Quant’è bella una ruga
“Vorrei incontrarti tra cent’anni”, cantavano tempo fa (Sanremo 1996) Ron e Tosca, descrivendo quali caratteristiche li avrebbe portati al riconoscimento dell’altro. Nel 2019, a distanza di più di vent’anni, la canzone perde completamente la propria magia visto che basta farsi un selfie con faceapp, la nuova applicazione di moda in questo momento, per scoprire come sarà il proprio volto
“Vorrei incontrarti tra cent’anni”, cantavano tempo fa (Sanremo 1996) Ron e Tosca, descrivendo quali caratteristiche li avrebbe portati al riconoscimento dell’altro. Nel 2019, a distanza di più di vent’anni, la canzone perde completamente la propria magia visto che basta farsi un selfie con faceapp, la nuova applicazione di moda in questo momento, per scoprire come sarà il proprio volto, e quello della persona amata, tra cent’anni.

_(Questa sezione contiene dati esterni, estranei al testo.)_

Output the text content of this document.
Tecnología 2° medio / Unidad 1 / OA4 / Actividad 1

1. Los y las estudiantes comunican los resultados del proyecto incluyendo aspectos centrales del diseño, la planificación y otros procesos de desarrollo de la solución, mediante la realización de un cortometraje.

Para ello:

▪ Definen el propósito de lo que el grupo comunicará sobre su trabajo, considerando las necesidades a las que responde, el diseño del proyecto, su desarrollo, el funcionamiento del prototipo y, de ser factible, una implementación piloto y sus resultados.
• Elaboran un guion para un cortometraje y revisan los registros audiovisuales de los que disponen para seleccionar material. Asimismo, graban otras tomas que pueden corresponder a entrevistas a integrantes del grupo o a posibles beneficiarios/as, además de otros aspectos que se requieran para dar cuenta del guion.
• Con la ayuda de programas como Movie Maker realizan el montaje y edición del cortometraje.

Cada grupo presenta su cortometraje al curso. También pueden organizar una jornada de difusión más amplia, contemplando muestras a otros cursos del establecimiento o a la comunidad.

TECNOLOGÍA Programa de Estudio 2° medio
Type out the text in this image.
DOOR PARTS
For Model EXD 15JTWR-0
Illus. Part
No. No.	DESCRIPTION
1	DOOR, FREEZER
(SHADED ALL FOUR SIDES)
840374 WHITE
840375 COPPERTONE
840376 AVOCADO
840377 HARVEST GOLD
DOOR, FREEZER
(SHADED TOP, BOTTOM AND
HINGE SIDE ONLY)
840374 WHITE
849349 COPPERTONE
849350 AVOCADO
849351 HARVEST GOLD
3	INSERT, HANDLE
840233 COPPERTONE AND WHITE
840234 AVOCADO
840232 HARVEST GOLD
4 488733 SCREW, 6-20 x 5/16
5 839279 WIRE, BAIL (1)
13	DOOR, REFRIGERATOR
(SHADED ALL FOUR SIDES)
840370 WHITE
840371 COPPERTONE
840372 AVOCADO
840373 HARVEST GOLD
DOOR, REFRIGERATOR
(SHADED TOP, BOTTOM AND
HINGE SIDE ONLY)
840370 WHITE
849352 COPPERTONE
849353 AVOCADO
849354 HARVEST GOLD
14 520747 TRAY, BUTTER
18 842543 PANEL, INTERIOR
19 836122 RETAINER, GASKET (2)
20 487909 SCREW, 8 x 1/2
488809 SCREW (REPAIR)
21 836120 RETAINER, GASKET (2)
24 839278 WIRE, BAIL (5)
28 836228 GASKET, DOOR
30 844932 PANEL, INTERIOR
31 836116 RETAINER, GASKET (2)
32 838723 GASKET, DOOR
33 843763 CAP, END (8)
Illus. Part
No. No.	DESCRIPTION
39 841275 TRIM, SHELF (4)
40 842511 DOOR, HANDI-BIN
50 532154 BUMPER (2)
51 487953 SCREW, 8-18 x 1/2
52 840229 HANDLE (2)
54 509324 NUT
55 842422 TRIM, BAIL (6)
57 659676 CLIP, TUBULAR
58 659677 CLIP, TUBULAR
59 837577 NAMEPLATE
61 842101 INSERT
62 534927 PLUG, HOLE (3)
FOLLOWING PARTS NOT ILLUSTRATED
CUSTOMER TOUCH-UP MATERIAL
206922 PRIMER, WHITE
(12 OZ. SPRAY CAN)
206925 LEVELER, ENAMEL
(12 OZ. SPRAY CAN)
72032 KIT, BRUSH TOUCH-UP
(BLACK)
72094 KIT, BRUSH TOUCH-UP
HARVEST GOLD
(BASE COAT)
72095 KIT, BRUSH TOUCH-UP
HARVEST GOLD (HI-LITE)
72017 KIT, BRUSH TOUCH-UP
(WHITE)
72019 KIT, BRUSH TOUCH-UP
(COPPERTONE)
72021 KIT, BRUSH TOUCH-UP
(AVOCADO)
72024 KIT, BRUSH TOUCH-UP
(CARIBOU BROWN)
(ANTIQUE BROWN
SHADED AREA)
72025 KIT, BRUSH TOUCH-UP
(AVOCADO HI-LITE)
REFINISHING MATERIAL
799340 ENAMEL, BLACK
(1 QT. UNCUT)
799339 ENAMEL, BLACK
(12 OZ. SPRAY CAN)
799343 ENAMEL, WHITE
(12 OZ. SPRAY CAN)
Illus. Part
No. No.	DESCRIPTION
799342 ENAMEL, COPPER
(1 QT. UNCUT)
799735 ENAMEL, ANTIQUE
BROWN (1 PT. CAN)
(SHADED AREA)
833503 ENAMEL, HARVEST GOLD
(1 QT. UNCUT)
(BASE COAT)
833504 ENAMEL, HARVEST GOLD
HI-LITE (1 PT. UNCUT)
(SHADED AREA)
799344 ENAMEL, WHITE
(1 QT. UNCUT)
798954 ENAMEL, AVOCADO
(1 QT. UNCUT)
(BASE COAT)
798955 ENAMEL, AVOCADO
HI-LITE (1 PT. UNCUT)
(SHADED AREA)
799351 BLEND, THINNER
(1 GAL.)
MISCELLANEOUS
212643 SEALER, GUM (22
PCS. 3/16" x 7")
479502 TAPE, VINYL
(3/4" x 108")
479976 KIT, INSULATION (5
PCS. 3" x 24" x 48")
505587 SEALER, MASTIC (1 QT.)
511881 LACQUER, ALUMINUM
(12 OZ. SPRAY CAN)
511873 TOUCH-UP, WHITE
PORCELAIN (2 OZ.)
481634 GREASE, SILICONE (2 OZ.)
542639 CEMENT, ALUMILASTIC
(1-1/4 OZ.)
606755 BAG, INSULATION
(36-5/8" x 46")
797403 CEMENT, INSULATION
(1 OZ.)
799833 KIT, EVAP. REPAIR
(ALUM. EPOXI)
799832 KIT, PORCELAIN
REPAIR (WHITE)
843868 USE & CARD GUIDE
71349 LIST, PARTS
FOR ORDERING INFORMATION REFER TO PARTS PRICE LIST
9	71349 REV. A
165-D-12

Scherzi a parte, i profili social, tanto dei vip quanto dei comuni mortali, in questi giorni si sono riempiti di volti ricchi di rughe, capelli grigi e teste più o meno calve. Le fotografie, riviste proprio attraverso l’app in questione, vengono modificate per offrire il proprio volto avanti negli anni. Tralasciando i pericoli che riserva ogni app che accede ai dati di ciascun utente (primo tra tutti: che fine fanno le mie fotografie, ma chi ha a che fare con social e quant’altro dovrebbe esserne già informato), colpisce la scelta di invecchiare. Sì, perché l’applicazione in questione permette di modificare la propria immagine, con alcune semplici icone, per migliorare la foto, ringiovanire il soggetto o invecchiarlo. In un mondo, in modo particolare quello social che ha una ricaduta nella vita di tutti i giorni, si tende a eliminare i difetti, a offrire scampoli di vita ritratta nel migliore dei modi, si pensa ad apparire belli, giovani, vincenti e affascinanti... Un mondo culturale che attraversa gli smartphone, passa per le tv e permea il modo di vedere la realtà: ogni scatto/persona/location/situazione deve rispondere a determinati canoni estetici imposti da chi… tanto bene non si sa, ma.
La scelta di invecchiarsi, fatta quasi per gioco da molti, rompe questi schemi e, se da un lato per qualcuno è ancora atto edonistico, per mostrarsi belli con le rughe, forse sottotraccia può passare l’idea che le rugosità non siano un male; forse può passare l’idea che dietro ad un capello grigio, dentro una increspatura ci siano storie di vita. E se il meccanismo culturale spesso spingeva a cercare di rimanere giovani/adolescenti per sempre, già lo ricordava Lorenzo il Magnifico “quant’è bella giovinezza”, forse, oltre l’intento dei creatori dell’app o del vip che prova a vedersi nel tempo, al di là dello schermo si cercherà di guardare con interesse chi le rughe le ha davvero, perché qualcosa da raccontare quelle pieghe che segnano il volto di molti sono ricche di identità, storia e valori che i nostri schermi, sempre tirati a lucido, non permettono di leggere.